The appeal of a federal judge's decision to dismiss claims involved in the Bob McCloskey bribery civil case has stalled after the U.S. 6th Circuit Court of Appeals released a decision Thursday saying it didn't yet have jurisdiction to hear the case.
The appellate court issued the four-page decision in the appeal filed by EJS Properties relating to a lawsuit against both the City of Toledo and McCloskey. The court ruled that because some issues were still pending in the lower court before Judge James Carr, it could not hear the appeal.
EJS Properties LLC, sued the city and McCloskey in 2004 claiming the city violated constitutional rights to property, liberty, and due process when it denied EJS's application for rezoning in East Toledo in 2002.

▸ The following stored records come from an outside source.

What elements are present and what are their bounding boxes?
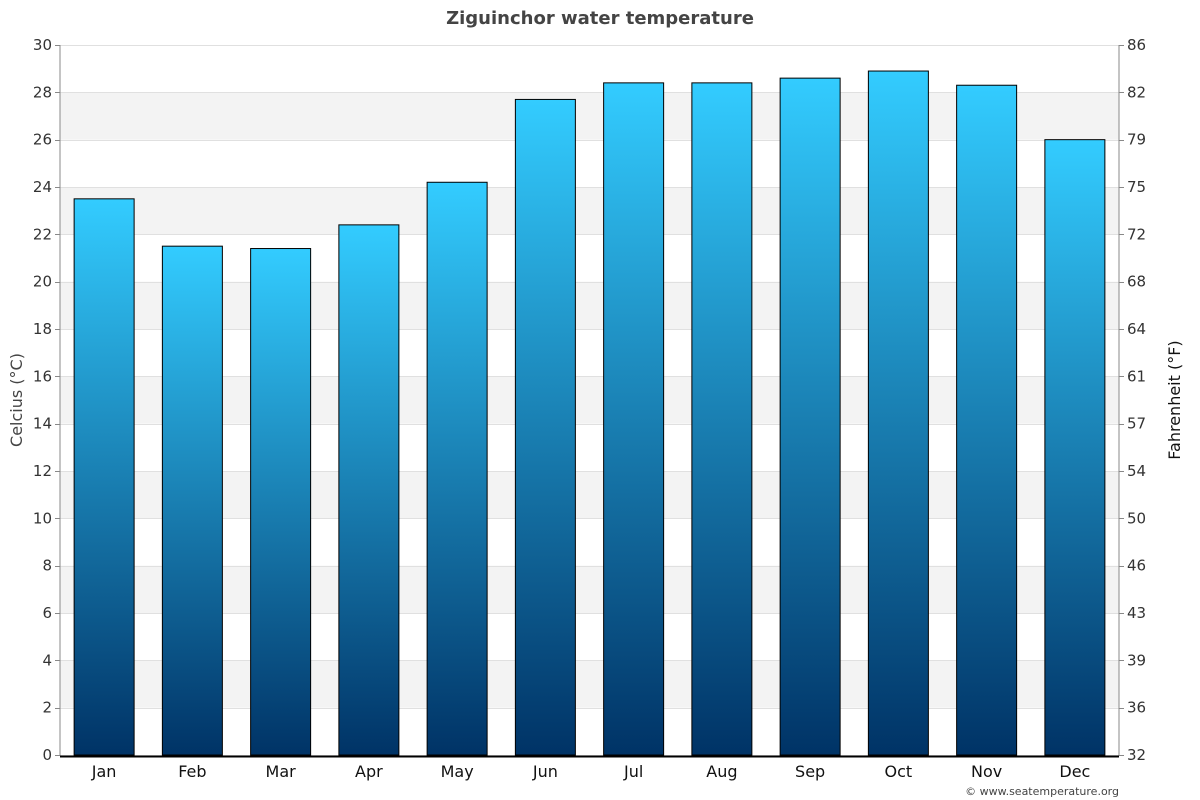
- month-label-jun: Jun: [532, 762, 558, 781]
- background-band: [60, 376, 1119, 424]
- left-tick-label: 0: [42, 746, 52, 764]
- left-tick-label: 18: [33, 320, 52, 338]
- month-label-may: May: [441, 762, 474, 781]
- month-label-aug: Aug: [706, 762, 737, 781]
- background-band: [60, 281, 1119, 329]
- right-tick-label: 75: [1127, 178, 1146, 196]
- right-ticks: 32 36 39 43 46 50 54 57 61 64 68 72 75 79 82 86: [1119, 36, 1146, 764]
- bar-may: [426, 181, 488, 756]
- background-band: [60, 660, 1119, 708]
- left-tick-label: 6: [42, 604, 52, 622]
- right-tick-label: 36: [1127, 699, 1146, 717]
- left-tick-label: 2: [42, 699, 52, 717]
- bar-dec: [1044, 139, 1106, 756]
- background-band: [60, 565, 1119, 613]
- month-label-feb: Feb: [178, 762, 206, 781]
- bar-sep: [779, 77, 841, 756]
- right-tick-label: 79: [1127, 131, 1146, 149]
- left-tick-label: 24: [33, 178, 52, 196]
- right-tick-label: 72: [1127, 225, 1146, 243]
- background-band: [60, 92, 1119, 140]
- left-tick-label: 22: [33, 225, 52, 243]
- month-label-oct: Oct: [885, 762, 913, 781]
- left-tick-label: 4: [42, 651, 52, 669]
- left-tick-label: 30: [33, 36, 52, 54]
- right-tick-label: 82: [1127, 83, 1146, 101]
- month-label-jan: Jan: [91, 762, 117, 781]
- left-tick-label: 26: [33, 131, 52, 149]
- left-tick-label: 28: [33, 83, 52, 101]
- bar-jun: [514, 98, 576, 756]
- left-tick-label: 20: [33, 273, 52, 291]
- right-tick-label: 57: [1127, 415, 1146, 433]
- background-band: [60, 187, 1119, 235]
- month-label-dec: Dec: [1059, 762, 1090, 781]
- month-label-nov: Nov: [971, 762, 1002, 781]
- left-tick-label: 12: [33, 462, 52, 480]
- month-label-apr: Apr: [355, 762, 383, 781]
- left-tick-label: 16: [33, 367, 52, 385]
- background-band: [60, 471, 1119, 519]
- bar-apr: [338, 224, 400, 756]
- month-label-mar: Mar: [266, 762, 297, 781]
- month-label-jul: Jul: [623, 762, 643, 781]
- right-tick-label: 32: [1127, 746, 1146, 764]
- right-tick-label: 50: [1127, 509, 1146, 527]
- month-labels: Jan Feb Mar Apr May Jun Jul Aug Sep Oct Nov Dec: [91, 762, 1091, 781]
- y-axis-title-left: Celcius (°C): [7, 353, 26, 447]
- bar-jul: [603, 82, 665, 756]
- left-tick-label: 14: [33, 415, 52, 433]
- left-tick-label: 8: [42, 557, 52, 575]
- right-tick-label: 43: [1127, 604, 1146, 622]
- left-tick-label: 10: [33, 509, 52, 527]
- bar-mar: [250, 248, 312, 756]
- right-tick-label: 64: [1127, 320, 1146, 338]
- bar-nov: [956, 84, 1018, 756]
- credit-text: © www.seatemperature.org: [965, 785, 1119, 798]
- right-tick-label: 46: [1127, 557, 1146, 575]
- bars: [73, 70, 1106, 756]
- bar-aug: [691, 82, 753, 756]
- y-axis-title-right: Fahrenheit (°F): [1165, 340, 1184, 459]
- month-label-sep: Sep: [795, 762, 825, 781]
- background-bands: [60, 92, 1119, 708]
- right-tick-label: 39: [1127, 651, 1146, 669]
- right-tick-label: 61: [1127, 367, 1146, 385]
- chart-title: Ziguinchor water temperature: [446, 8, 754, 29]
- bar-oct: [867, 70, 929, 756]
- right-tick-label: 68: [1127, 273, 1146, 291]
- bar-jan: [73, 198, 135, 756]
- bar-feb: [161, 245, 223, 756]
- right-tick-label: 54: [1127, 462, 1146, 480]
- right-tick-label: 86: [1127, 36, 1146, 54]
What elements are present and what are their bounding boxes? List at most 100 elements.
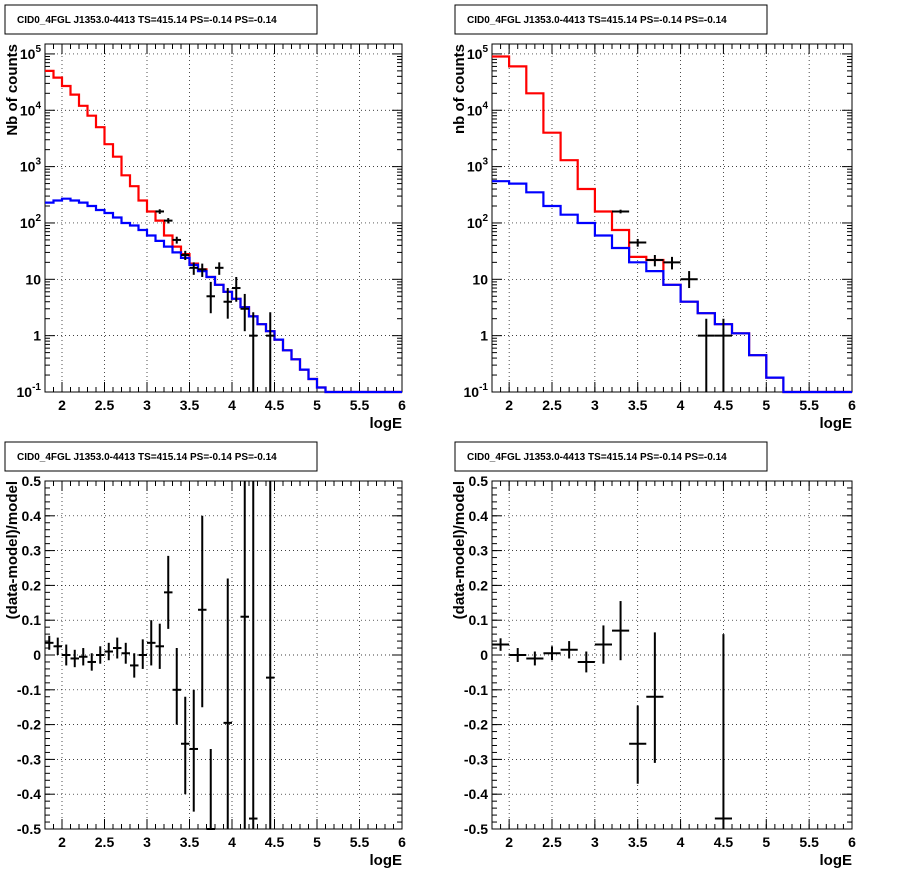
x-axis-label: logE	[820, 852, 853, 869]
data-point	[130, 653, 139, 678]
y-tick-label: -0.5	[17, 821, 41, 837]
x-tick-label: 2	[505, 397, 513, 413]
data-point	[266, 312, 275, 392]
data-point	[629, 705, 647, 784]
title-box	[454, 441, 768, 472]
y-axis-label: (data-model)/model	[4, 481, 21, 619]
y-tick-label: -0.4	[464, 786, 488, 802]
y-tick-label: 0	[33, 647, 41, 663]
x-tick-label: 2.5	[95, 834, 115, 850]
y-tick-label: 104	[20, 100, 42, 118]
data-point	[697, 318, 715, 392]
data-point	[172, 648, 181, 725]
data-point	[206, 748, 215, 830]
y-tick-label: 105	[467, 44, 489, 62]
y-tick-label: -0.5	[464, 821, 488, 837]
data-point	[189, 689, 198, 812]
x-tick-label: 4	[228, 397, 236, 413]
data-point	[629, 238, 647, 247]
data-point	[526, 651, 544, 666]
y-axis-label: (data-model)/model	[451, 481, 468, 619]
data-point	[79, 648, 88, 666]
counts-panel-left: CID0_4FGL J1353.0-4413 TS=415.14 PS=-0.1…	[4, 4, 406, 432]
data-point	[577, 651, 595, 673]
model-source-histogram	[492, 180, 852, 394]
x-tick-label: 4.5	[265, 834, 285, 850]
y-tick-label: 0.2	[469, 577, 489, 593]
data-point	[172, 236, 181, 244]
y-tick-label: 105	[20, 44, 42, 62]
data-point	[223, 578, 232, 829]
data-point	[181, 250, 190, 261]
y-tick-label: -0.1	[17, 682, 41, 698]
y-axis-label: Nb of counts	[4, 44, 21, 136]
x-tick-label: 5.5	[350, 397, 370, 413]
data-point	[646, 255, 664, 267]
y-tick-label: 0.5	[469, 473, 489, 489]
x-tick-label: 3.5	[180, 397, 200, 413]
x-tick-label: 2	[505, 834, 513, 850]
x-tick-label: 6	[848, 834, 856, 850]
x-tick-label: 3	[143, 834, 151, 850]
x-tick-label: 4.5	[265, 397, 285, 413]
y-tick-label: 1	[480, 328, 488, 344]
y-tick-label: 0.5	[22, 473, 42, 489]
data-point	[62, 644, 71, 666]
data-point	[594, 625, 612, 664]
x-axis-label: logE	[820, 415, 853, 432]
data-point	[155, 623, 164, 669]
x-tick-label: 4.5	[714, 834, 734, 850]
y-tick-label: -0.2	[17, 717, 41, 733]
x-tick-label: 2.5	[95, 397, 115, 413]
data-point	[155, 209, 164, 214]
x-tick-label: 5	[313, 397, 321, 413]
y-tick-label: 10-1	[17, 382, 42, 400]
y-tick-label: 0.1	[22, 612, 42, 628]
x-tick-label: 4	[677, 397, 685, 413]
data-point	[612, 601, 630, 661]
x-tick-label: 6	[848, 397, 856, 413]
y-tick-label: 104	[467, 100, 489, 118]
x-tick-label: 5.5	[350, 834, 370, 850]
data-point	[509, 648, 527, 662]
y-tick-label: 10	[472, 271, 488, 287]
x-tick-label: 3.5	[628, 834, 648, 850]
title-box	[4, 441, 318, 472]
x-tick-label: 5	[762, 397, 770, 413]
x-axis-label: logE	[370, 852, 403, 869]
x-tick-label: 6	[398, 834, 406, 850]
model-source-histogram	[45, 197, 402, 394]
data-point	[121, 642, 130, 664]
y-tick-label: -0.3	[17, 751, 41, 767]
x-tick-label: 6	[398, 397, 406, 413]
x-tick-label: 2	[58, 397, 66, 413]
x-tick-label: 2.5	[542, 397, 562, 413]
title-box	[4, 4, 318, 35]
plot-frame	[491, 43, 853, 393]
residuals-panel-left: CID0_4FGL J1353.0-4413 TS=415.14 PS=-0.1…	[4, 441, 406, 869]
data-point	[113, 637, 122, 659]
data-point	[240, 293, 249, 332]
chart-title: CID0_4FGL J1353.0-4413 TS=415.14 PS=-0.1…	[17, 452, 277, 463]
data-point	[714, 318, 732, 392]
y-tick-label: 0.4	[469, 508, 489, 524]
data-point	[680, 271, 698, 289]
data-point	[612, 209, 630, 214]
y-tick-label: -0.1	[464, 682, 488, 698]
data-point	[104, 642, 113, 661]
data-point	[147, 620, 156, 666]
y-tick-label: 10	[25, 271, 41, 287]
x-tick-label: 3	[143, 397, 151, 413]
x-tick-label: 5.5	[799, 397, 819, 413]
y-tick-label: 0.3	[469, 543, 489, 559]
y-tick-label: 10-1	[464, 382, 489, 400]
counts-panel-right: CID0_4FGL J1353.0-4413 TS=415.14 PS=-0.1…	[451, 4, 856, 432]
x-tick-label: 5	[762, 834, 770, 850]
x-tick-label: 3.5	[180, 834, 200, 850]
data-point	[164, 218, 173, 224]
title-box	[454, 4, 768, 35]
data-point	[223, 288, 232, 319]
x-tick-label: 3	[591, 397, 599, 413]
data-point	[714, 634, 732, 829]
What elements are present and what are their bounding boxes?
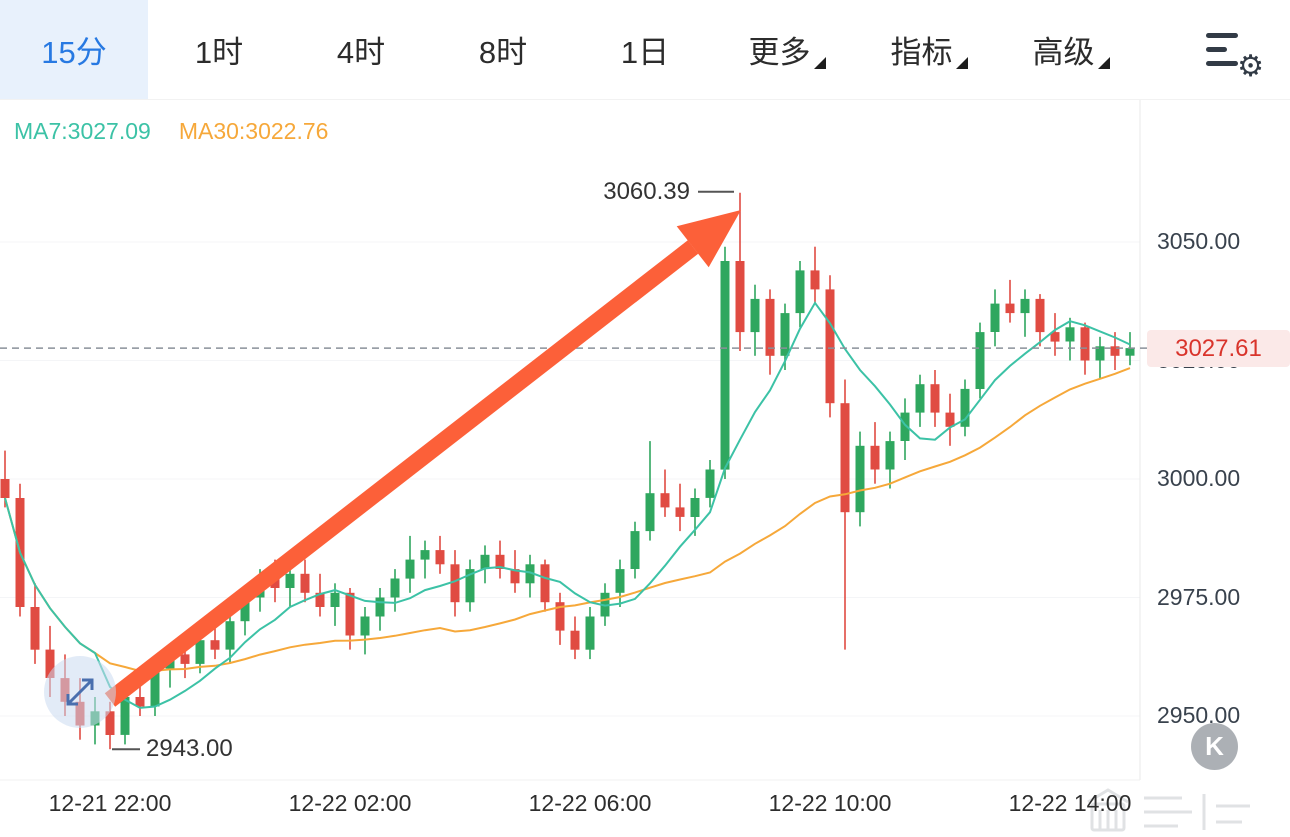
trend-arrow-annotation [104, 210, 741, 707]
zoom-expand-button[interactable] [44, 656, 116, 728]
current-price-badge: 3027.61 [1147, 330, 1290, 367]
diagonal-arrows-icon [66, 678, 94, 706]
tab-1hour[interactable]: 1时 [194, 35, 244, 70]
tab-more[interactable]: 更多 [716, 0, 858, 99]
ma30-label: MA30:3022.76 [178, 118, 329, 144]
tab-1day[interactable]: 1日 [620, 35, 670, 70]
chevron-down-icon [813, 56, 826, 69]
k-floating-button[interactable]: K [1191, 723, 1238, 770]
chart-settings-icon[interactable]: ⚙ [1204, 28, 1264, 82]
chevron-down-icon [1097, 56, 1110, 69]
ma7-label: MA7:3027.09 [14, 118, 151, 144]
list-bars-icon [1206, 33, 1238, 66]
chevron-down-icon [955, 56, 968, 69]
gear-icon: ⚙ [1237, 50, 1264, 83]
tab-advanced[interactable]: 高级 [1000, 0, 1142, 99]
tab-4hour[interactable]: 4时 [336, 35, 386, 70]
tab-8hour[interactable]: 8时 [478, 35, 528, 70]
tab-indicators[interactable]: 指标 [858, 0, 1000, 99]
tab-15min[interactable]: 15分 [0, 0, 148, 99]
ma-indicator-row: MA7:3027.09 MA30:3022.76 [14, 118, 328, 145]
timeframe-tab-bar: 15分 1时 4时 8时 1日 更多 指标 高级 ⚙ [0, 0, 1290, 100]
low-price-annotation: 2943.00 [146, 735, 233, 762]
high-price-annotation: 3060.39 [603, 178, 690, 205]
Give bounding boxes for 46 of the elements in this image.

The Michigan company planned to buy part of the former Pilkington PLC technical research center complex and lease it to a charter school. It said the rezoning application was defeated because then-Councilman McCloskey didn't get a $100,000 payment he demanded, and council followed his lead. The money was to be for a Pilkington retiree prescription fund.
The city has denied that council acted under McCloskey's influence and contended the rezoning decision was based on valid reasons.
Judge Carr dismissed the city from the $10 million case in August, 2009, and dismissed the federal claims against McCloskey. However, the judge found that other state claims could proceed against the former councilman.
It is these open claims that prompted the appellate court to question jurisdiction.
However, the appellate court found that the language utilized by the judge in the order was insufficient to convince the judges that they had jurisdiction. The decision did note that the appeal had already been argued before them by attorneys so that they would consider the issue once the proper order was issued.
"Because the district court failed to make an express determination that there was no just reason for delay, we lack jurisdiction to hear this appeal. However, we recognize that this appeal has already been fully briefed and argued. Therefore, if Appellant can obtain a valid final judgment properly certified … from the district court within 30 days from the date of filing of this opinion, Appellant may seek reinstatement of this appeal. We will then decide the merits of any claims properly certified without further briefing or argument," the opinion stated.
"My client and I are reviewing it," said attorney Jay Feldstein, who represents McCloskey. "We'll decide in short order the best course in moving forward."
McCloskey was criminally charged in both state and federal courts on bribery charges and served about 20 months of a 27-month federal prison sentence. He was released in May, 2008.